L'air du temps!:

Publi le jeudi 03 janvier 2008

Jeudi 03 janvier 2008
Culture : Tremblay contre Delerm

La culture, c'est quelque chose de profond qui loge au cœur du développement de l'être humain inscrit dans une histoire personnelle et générale. Quand on lit, par exemple, on reconnaît une parenté entre l'auteur et le lecteur qui se situe au-delà de l'histoire racontée. Elle s'inscrit à la croisée des mots choisis et des références connues des deux protagonistes de la narration : l'auteur et le lecteur.

Ainsi, je viens de terminer un autre livre de Michel Tremblay, les Douze coups de théâtre. C'est tellement facile de comprendre ce que décrit l'auteur que cela en devient presque hallucinant. Les doutes, les hésitations, les mots, la réalité sociale et culturelle décrite, tout me parle de moi à travers la vie de Tremblay, même lorsque celui-ci relate des expériences personnelles qui me seront à jamais inaccessibles : le goût pour l'opéra, les expériences homosexuelles, la vie familiale des années 50, etc.

Par contre, lorsque je lis Delerm, La Première gorgée de bière par exemple, je ne peux m'identifier à rien de ce décrit l'auteur, même pas à des expériences banales, car les mots et la manière de présenter les choses m'échappent trop souvent. Prenez par exemple le texte intitulé Un banane-split. Rien de plus simple ou de plus commun. Pourtant, bien que la réalité décrite semble banale et facilement partageable, c'est la façon de présenter cette expérience simple qui me sépare de Delerm. Le premier paragraphe contient les mots suivants : camaïeu raffiné, l'île flottante, coupelle, luxuriance estivale, etc. Bien que je puisse comprendre certaines de ces expressions empruntées à ma culture livresque, cela ne fait pas appel à mes expériences personnelles réelles.

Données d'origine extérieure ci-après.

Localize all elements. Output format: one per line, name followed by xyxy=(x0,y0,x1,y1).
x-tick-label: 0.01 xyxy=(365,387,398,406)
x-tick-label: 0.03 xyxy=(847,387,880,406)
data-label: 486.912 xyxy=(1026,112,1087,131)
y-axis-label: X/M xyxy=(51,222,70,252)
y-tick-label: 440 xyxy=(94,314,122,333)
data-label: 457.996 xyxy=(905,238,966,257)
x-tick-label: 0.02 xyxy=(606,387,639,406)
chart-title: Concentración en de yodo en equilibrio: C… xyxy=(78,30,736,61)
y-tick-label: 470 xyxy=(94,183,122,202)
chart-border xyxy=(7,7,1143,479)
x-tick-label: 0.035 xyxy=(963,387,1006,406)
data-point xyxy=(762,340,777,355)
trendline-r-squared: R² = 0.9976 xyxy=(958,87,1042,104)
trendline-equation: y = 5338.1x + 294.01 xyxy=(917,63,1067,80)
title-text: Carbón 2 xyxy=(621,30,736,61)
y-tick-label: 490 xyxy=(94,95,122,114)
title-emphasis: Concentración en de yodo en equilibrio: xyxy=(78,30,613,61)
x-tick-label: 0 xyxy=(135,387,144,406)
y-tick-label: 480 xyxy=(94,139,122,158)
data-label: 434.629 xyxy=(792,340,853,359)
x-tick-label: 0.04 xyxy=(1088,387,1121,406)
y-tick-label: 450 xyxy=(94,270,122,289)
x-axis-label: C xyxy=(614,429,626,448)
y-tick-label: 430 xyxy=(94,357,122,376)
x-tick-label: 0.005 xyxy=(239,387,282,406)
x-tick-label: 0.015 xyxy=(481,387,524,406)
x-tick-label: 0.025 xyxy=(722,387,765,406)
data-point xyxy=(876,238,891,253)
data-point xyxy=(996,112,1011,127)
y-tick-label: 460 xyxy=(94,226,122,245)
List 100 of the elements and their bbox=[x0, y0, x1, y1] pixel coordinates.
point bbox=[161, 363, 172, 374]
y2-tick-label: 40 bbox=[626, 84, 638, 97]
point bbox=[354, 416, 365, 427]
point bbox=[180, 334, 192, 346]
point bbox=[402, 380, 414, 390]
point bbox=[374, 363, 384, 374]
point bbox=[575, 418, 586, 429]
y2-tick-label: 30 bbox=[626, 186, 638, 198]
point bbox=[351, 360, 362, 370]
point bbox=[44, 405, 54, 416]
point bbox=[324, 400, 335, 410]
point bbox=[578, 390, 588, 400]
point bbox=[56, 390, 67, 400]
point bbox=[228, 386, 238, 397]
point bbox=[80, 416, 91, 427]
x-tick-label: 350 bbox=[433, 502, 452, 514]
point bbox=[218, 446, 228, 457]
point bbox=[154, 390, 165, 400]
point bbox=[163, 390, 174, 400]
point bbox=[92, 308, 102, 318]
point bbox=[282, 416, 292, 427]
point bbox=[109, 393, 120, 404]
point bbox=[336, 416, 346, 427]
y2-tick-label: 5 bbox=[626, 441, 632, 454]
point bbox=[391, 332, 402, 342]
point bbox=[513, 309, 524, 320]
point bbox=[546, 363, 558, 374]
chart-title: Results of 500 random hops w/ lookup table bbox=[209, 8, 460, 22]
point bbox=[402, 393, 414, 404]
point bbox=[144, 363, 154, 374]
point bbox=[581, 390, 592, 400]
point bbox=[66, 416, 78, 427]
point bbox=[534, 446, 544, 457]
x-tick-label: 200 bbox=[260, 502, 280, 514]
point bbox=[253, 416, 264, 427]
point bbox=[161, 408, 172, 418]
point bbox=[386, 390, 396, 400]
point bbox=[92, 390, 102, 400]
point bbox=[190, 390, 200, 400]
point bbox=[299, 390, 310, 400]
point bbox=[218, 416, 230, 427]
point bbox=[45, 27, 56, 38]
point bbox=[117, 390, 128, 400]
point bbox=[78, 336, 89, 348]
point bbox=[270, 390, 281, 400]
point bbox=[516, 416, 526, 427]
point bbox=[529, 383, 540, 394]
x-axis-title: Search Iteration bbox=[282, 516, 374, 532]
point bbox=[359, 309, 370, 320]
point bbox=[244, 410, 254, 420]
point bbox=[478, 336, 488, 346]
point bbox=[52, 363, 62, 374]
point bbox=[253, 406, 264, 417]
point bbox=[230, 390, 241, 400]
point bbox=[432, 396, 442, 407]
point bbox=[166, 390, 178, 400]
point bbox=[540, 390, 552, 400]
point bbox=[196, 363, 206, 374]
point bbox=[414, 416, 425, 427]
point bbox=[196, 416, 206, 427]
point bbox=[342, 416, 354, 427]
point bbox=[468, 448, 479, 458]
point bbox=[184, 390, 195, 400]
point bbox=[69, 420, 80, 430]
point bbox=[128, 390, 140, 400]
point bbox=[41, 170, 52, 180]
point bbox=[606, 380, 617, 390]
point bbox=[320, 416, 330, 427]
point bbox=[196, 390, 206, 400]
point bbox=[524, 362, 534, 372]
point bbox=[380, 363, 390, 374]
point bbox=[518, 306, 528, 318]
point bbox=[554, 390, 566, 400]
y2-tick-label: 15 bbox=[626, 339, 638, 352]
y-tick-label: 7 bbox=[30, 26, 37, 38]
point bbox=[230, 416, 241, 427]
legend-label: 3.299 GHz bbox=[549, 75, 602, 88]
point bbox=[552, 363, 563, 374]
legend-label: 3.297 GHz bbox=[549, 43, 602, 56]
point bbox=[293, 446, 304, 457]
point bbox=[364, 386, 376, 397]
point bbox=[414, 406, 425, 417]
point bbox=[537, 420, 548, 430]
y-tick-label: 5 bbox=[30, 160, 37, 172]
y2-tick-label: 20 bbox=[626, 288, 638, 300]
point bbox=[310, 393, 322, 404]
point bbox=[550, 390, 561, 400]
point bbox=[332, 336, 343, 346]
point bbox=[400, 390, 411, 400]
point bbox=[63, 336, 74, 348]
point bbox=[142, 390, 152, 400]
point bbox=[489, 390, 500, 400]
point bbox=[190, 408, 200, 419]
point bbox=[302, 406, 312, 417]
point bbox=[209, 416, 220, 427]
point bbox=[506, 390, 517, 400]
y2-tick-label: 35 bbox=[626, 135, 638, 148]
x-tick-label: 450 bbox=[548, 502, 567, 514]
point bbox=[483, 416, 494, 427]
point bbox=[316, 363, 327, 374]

Alors que l'auteur veut partager des moments simples de la vie de tous les jours, de menus plaisirs connus de tous, les mots qu'il utilise me rendent étranger ces expériences communes. C'est inouï. Pratiquant la même langue, on ne peut pas communiquer simplement, car les expressions, les mots, les références ne sont pas les mêmes. Pire, je sens un travail, une volonté d'utiliser un vocabulaire recherché pour rendre uniques les moments simples de la vie. C'est voulu, j'en conviens. Mais cela rend la lecture plus fastidieuse.

Le deuxième paragraphe du texte sur le banane-split contient les mots suivants : penaud, déférente, goguenard, barquette, étique (sans le h, car ce n'est pas la même chose), puérile, cigogne (pas l'oiseau), ringarde, flageolant, etc. Et je n'énumérerai pas les mots étranges du texte suivant portant sur la visite surprise, car je ne l'ai pas terminé. La page 44 est la dernière lue dans ce recueil pourtant salué comme un des grands livres de la culture francophone.

Selon moi, il y a trop de prétention et de fausse modestie dans ces textes prétentieux de simplicité. Les expressions françaises ne m'impressionnent pas assez pour que je tombe en pâmoison devant cet écrivain français à la mode. J'aime mieux entendre son fils Vincent chanter Fanny Ardant et moi. Le rejeton est plus drôle et plus simple dans sa façon de s'exprimer, non?